This week, Asus confirmed that some of the Asus Eee Boxes have accidentally been shipped with a piece of Windows-based malware pre-installed.
The Asus Eee Box is the company's new slimline desktop PC, in the style of the Mac Mini that Apple came out with a few years ago.
“It's not clear at the moment whether all Asus Eee devices are affected or just a percentage. If it's all, then clearly the image that Asus is putting onto their hard drives has not been properly audited - but if only some are infected then it's possible that this was an issue introduced at quality control,” explains Brett Myroff, CEO of regional Sophos distributor, Sophos SA.
He says it is also possible that a percentage of Asus Eee Boxes were tested on the conveyor belt for quality control reasons, using an infected USB stick.
Got the t-shirt
Asus is not the first vendor to have suffered from the problem of shipping malware. Last year, TomTom SatNav devices were found to be harbouring malware.
In October 2006 it was discovered that some Apple video iPods had shipped with the Troj/Bdoor-DIJ Trojan horse, and that the Japanese subsidiary of McDonald's was recalling 10 000 MP3 players after discovering that a spyware Trojan horse was contained on the devices.
“Any new storage device that is attached to a computer should be checked for virus and other malware before use. Floppy disks, CD ROMs, USB keys, external hard drives and other devices are all capable of carrying malicious code, which could infect the computers of innocent users,” Myroff says.
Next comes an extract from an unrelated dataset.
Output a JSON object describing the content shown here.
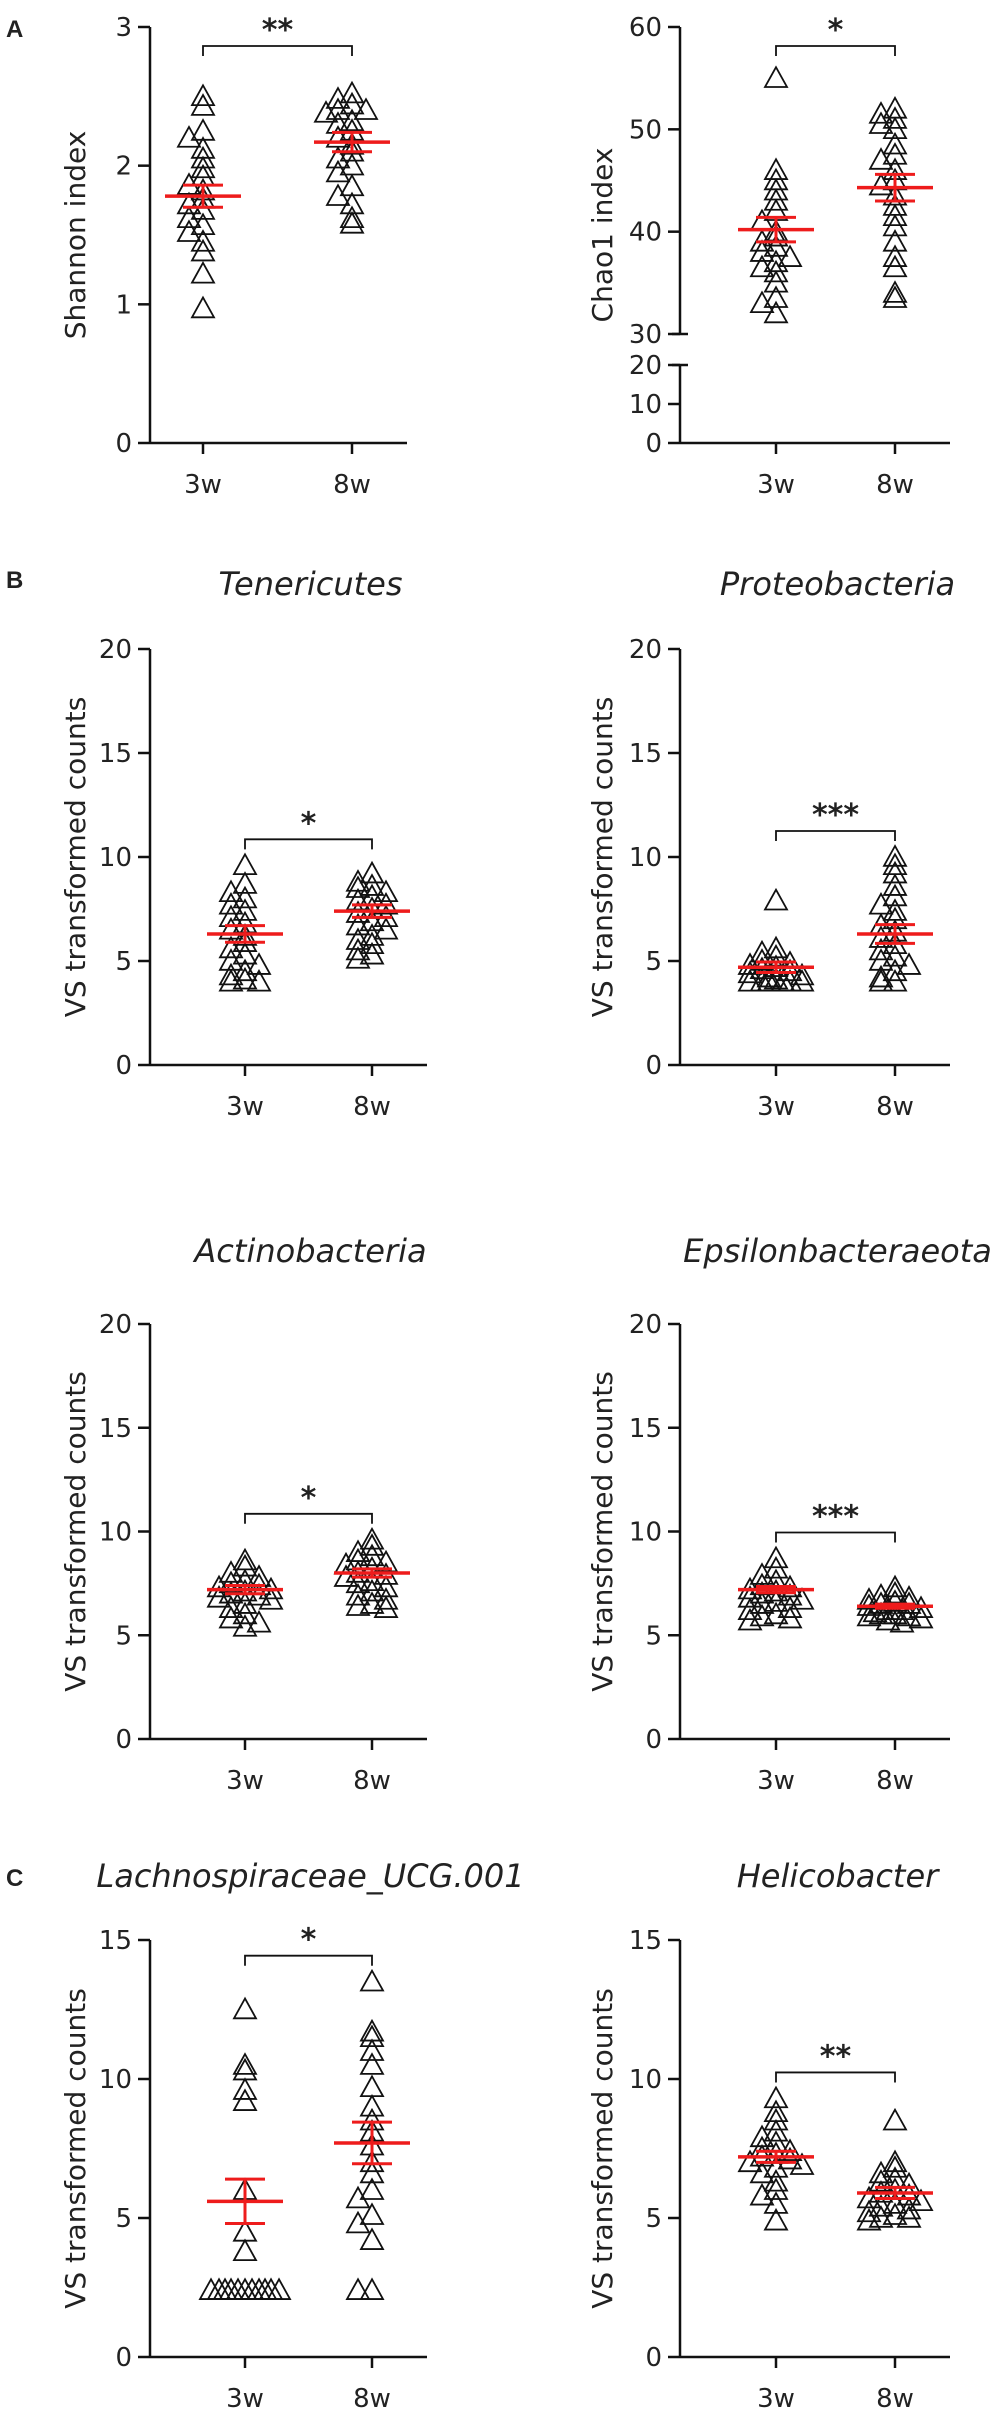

Anyone who pays close attention to the security headlines will be only too aware of the major security incident that hit major retailers, such as TJ Maxx having millions of credit card details stolen from them, he adds.
As Sophos has reported, hackers were accused of breaking into the stores' wireless networks to snatch the confidential information as it was transmitted across the air.
Child's play
The Payment Card Industry (PCI) Security Standards Council has announced some changes to the data security standard that companies are advised to follow to reach a minimum level of protection of their customers' credit card information.
One of those amendments underlines the importance of no longer relying on WEP encryption to hide the critical data from the prying eyes of hackers, and instead using a stronger encryption standard such as WiFi Protected Access (WPA and WPA2).
“TJ Maxx and others are believed to have been encrypting their credit card transmissions, but using the weaker WEP technology, which is frankly child's play for hackers to break,” Myroff adds.
Also in the limelight are Axel Gembe and Lee Graham Walker, who were indicted by a grand jury in Los Angeles, California, on counts of conspiracy and intentionally damaging a computer system. If found guilty, they could face up to 15 years in prison.
Gembe and Walker are alleged to have been hired by Jay Echouafni, the owner of a Massachusetts-based satellite TV systems company, to launch DDOS attacks against business rivals. According to legal documents, one of the affected companies suffered $200 000 worth of damages as a result of having their Web site blasted off the Internet.
Gembe is the hacker who broke into the internal network of games developer Valve, and stole the source code of Half-Life 2 in September 2003.